In February, Maj Packer rowed the English Channel
A paraplegic soldier has begun the second day of his attempt to complete the London Marathon, after admitting he felt "achy" after day one.
Major Phil Packer, 36, of the Royal Military Police, had been injured in a rocket attack in Iraq last February.
He had been told he would never walk again, but aims to finish the race in two weeks, using crutches at a speed of about two miles every day.
The solider from London is hoping to raise £1m for Help for Heroes.
Speaking to BBC Breakfast he said of the the first day: "It was fantastic, beautiful.
"But I thought I would experience a bit more of the atmosphere but when I had started and moved round the first corner, everyone had gone.
"It was quite lonely - but I had my mum and dad and friends with me."
Maj Packer, who lives in Westminster, said it took him about two hours to complete one mile.
He added: "I can really understand why my consultant said two miles a day is the limit, as it really was quite hard work.
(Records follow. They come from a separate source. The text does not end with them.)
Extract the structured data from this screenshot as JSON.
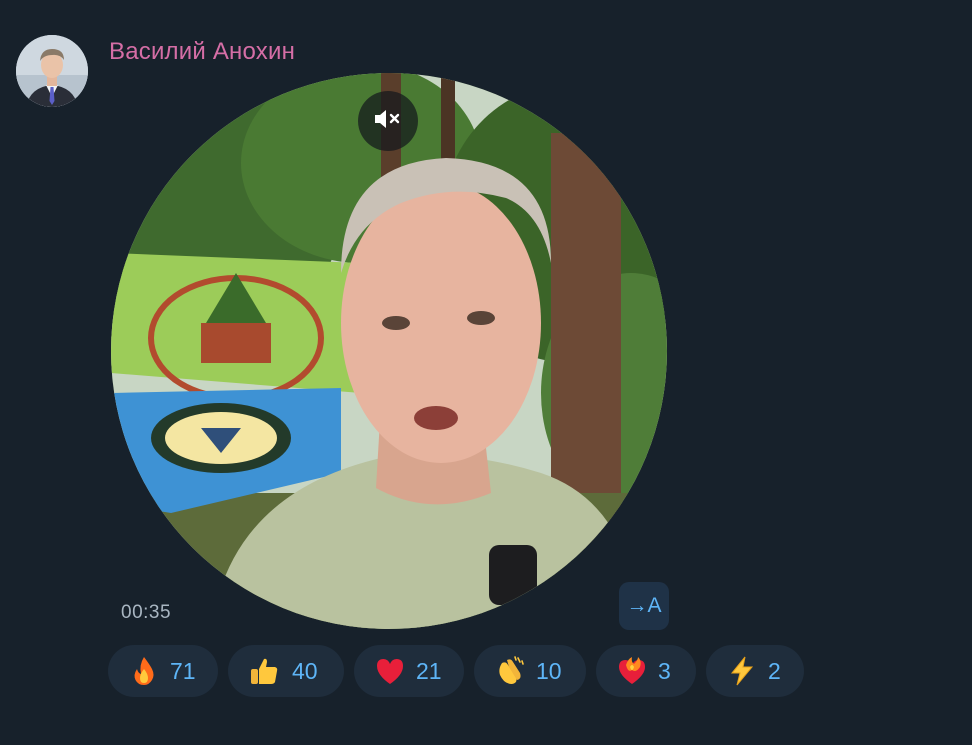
{
  "message": {
    "sender_name": "Василий Анохин",
    "duration": "00:35",
    "translate_label": "→A",
    "mute_icon": "speaker-muted-icon",
    "colors": {
      "background": "#17212b",
      "sender_name": "#d56ea6",
      "reaction_count": "#5eb5f7",
      "reaction_bg": "#1f2d3c"
    }
  },
  "reactions": [
    {
      "emoji": "fire",
      "count": "71"
    },
    {
      "emoji": "thumbs-up",
      "count": "40"
    },
    {
      "emoji": "red-heart",
      "count": "21"
    },
    {
      "emoji": "clapping-hands",
      "count": "10"
    },
    {
      "emoji": "heart-on-fire",
      "count": "3"
    },
    {
      "emoji": "high-voltage",
      "count": "2"
    }
  ]
}
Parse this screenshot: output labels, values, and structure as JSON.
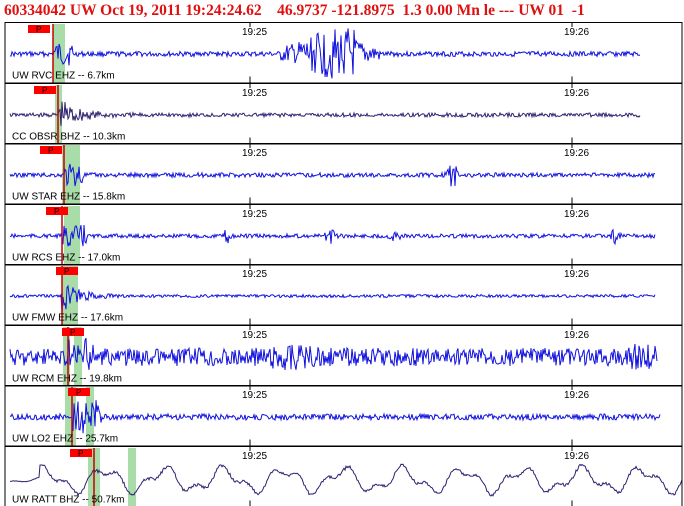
{
  "header": {
    "event_id": "60334042",
    "network": "UW",
    "origin": "Oct 19, 2011 19:24:24.62",
    "lat": "46.9737",
    "lon": "-121.8975",
    "magnitude": "1.3",
    "mag_extra": "0.00",
    "mag_type": "Mn",
    "type": "le",
    "dashes": "---",
    "source": "UW",
    "version": "01",
    "trailing": "-1"
  },
  "ticks": [
    "19:25",
    "19:26"
  ],
  "phase_label": "P",
  "colors": {
    "trace": "#1010e0",
    "trace_dark": "#302070",
    "phase_box": "#ff0000",
    "pick_line": "#c80000",
    "window_band": "#a8dca8",
    "header": "#e01010",
    "border": "#000000"
  },
  "stations": [
    {
      "label": "UW RVC EHZ -- 6.7km",
      "phase": "P"
    },
    {
      "label": "CC OBSR BHZ -- 10.3km",
      "phase": "P"
    },
    {
      "label": "UW STAR EHZ -- 15.8km",
      "phase": "P"
    },
    {
      "label": "UW RCS EHZ -- 17.0km",
      "phase": "P"
    },
    {
      "label": "UW FMW EHZ -- 17.6km",
      "phase": "P"
    },
    {
      "label": "UW RCM EHZ -- 19.8km",
      "phase": "P"
    },
    {
      "label": "UW LO2 EHZ -- 25.7km",
      "phase": "P"
    },
    {
      "label": "UW RATT BHZ -- 50.7km",
      "phase": "P"
    }
  ]
}
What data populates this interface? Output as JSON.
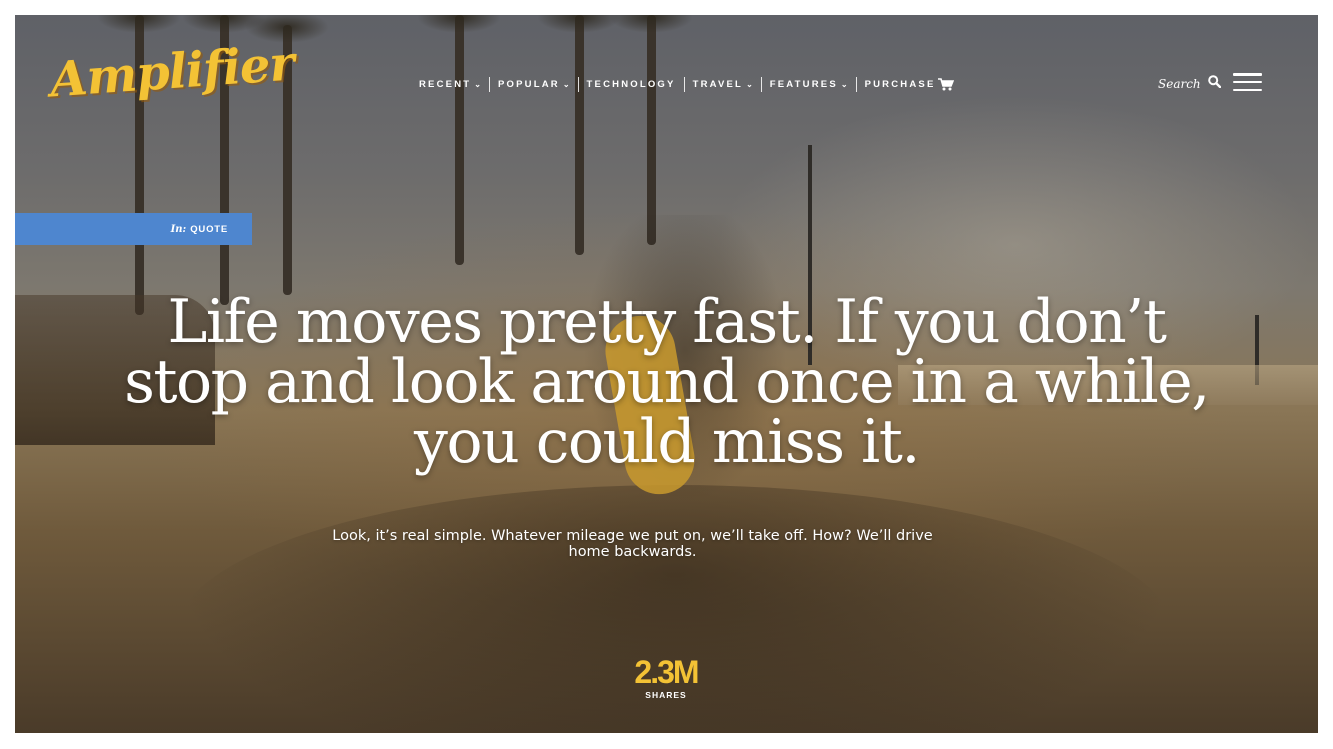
{
  "brand": {
    "logo_text": "Amplifier",
    "accent_color": "#f3c235"
  },
  "nav": {
    "items": [
      {
        "label": "RECENT",
        "has_dropdown": true
      },
      {
        "label": "POPULAR",
        "has_dropdown": true
      },
      {
        "label": "TECHNOLOGY",
        "has_dropdown": false
      },
      {
        "label": "TRAVEL",
        "has_dropdown": true
      },
      {
        "label": "FEATURES",
        "has_dropdown": true
      },
      {
        "label": "PURCHASE",
        "has_dropdown": false,
        "icon": "cart-icon"
      }
    ],
    "dropdown_icon": "chevron-down-icon"
  },
  "header": {
    "search_label": "Search",
    "search_icon": "search-icon",
    "menu_icon": "hamburger-menu-icon"
  },
  "post": {
    "category_prefix": "In:",
    "category": "QUOTE",
    "category_color": "#4e86cf",
    "quote": "Life moves pretty fast. If you don’t stop and look around once in a while, you could miss it.",
    "subtitle": "Look, it’s real simple. Whatever mileage we put on, we’ll take off. How? We’ll drive home backwards.",
    "shares_count": "2.3M",
    "shares_label": "SHARES"
  }
}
"It has taken its toll. I really have to pace myself but it is quite easy when you are excited to go too fast."
Maj Packer, who served with the Royal Military Police, was injured on 19 February last year in Basra. He was hit by a vehicle and dragged underneath it during an incident that followed a rocket attack.
He suffered a bruised heart and damage to his ribs and chest and became a complete paraplegic, losing the motor and sensory use of his legs.
In February, Maj Packer rowed the English Channel in about 15 hours.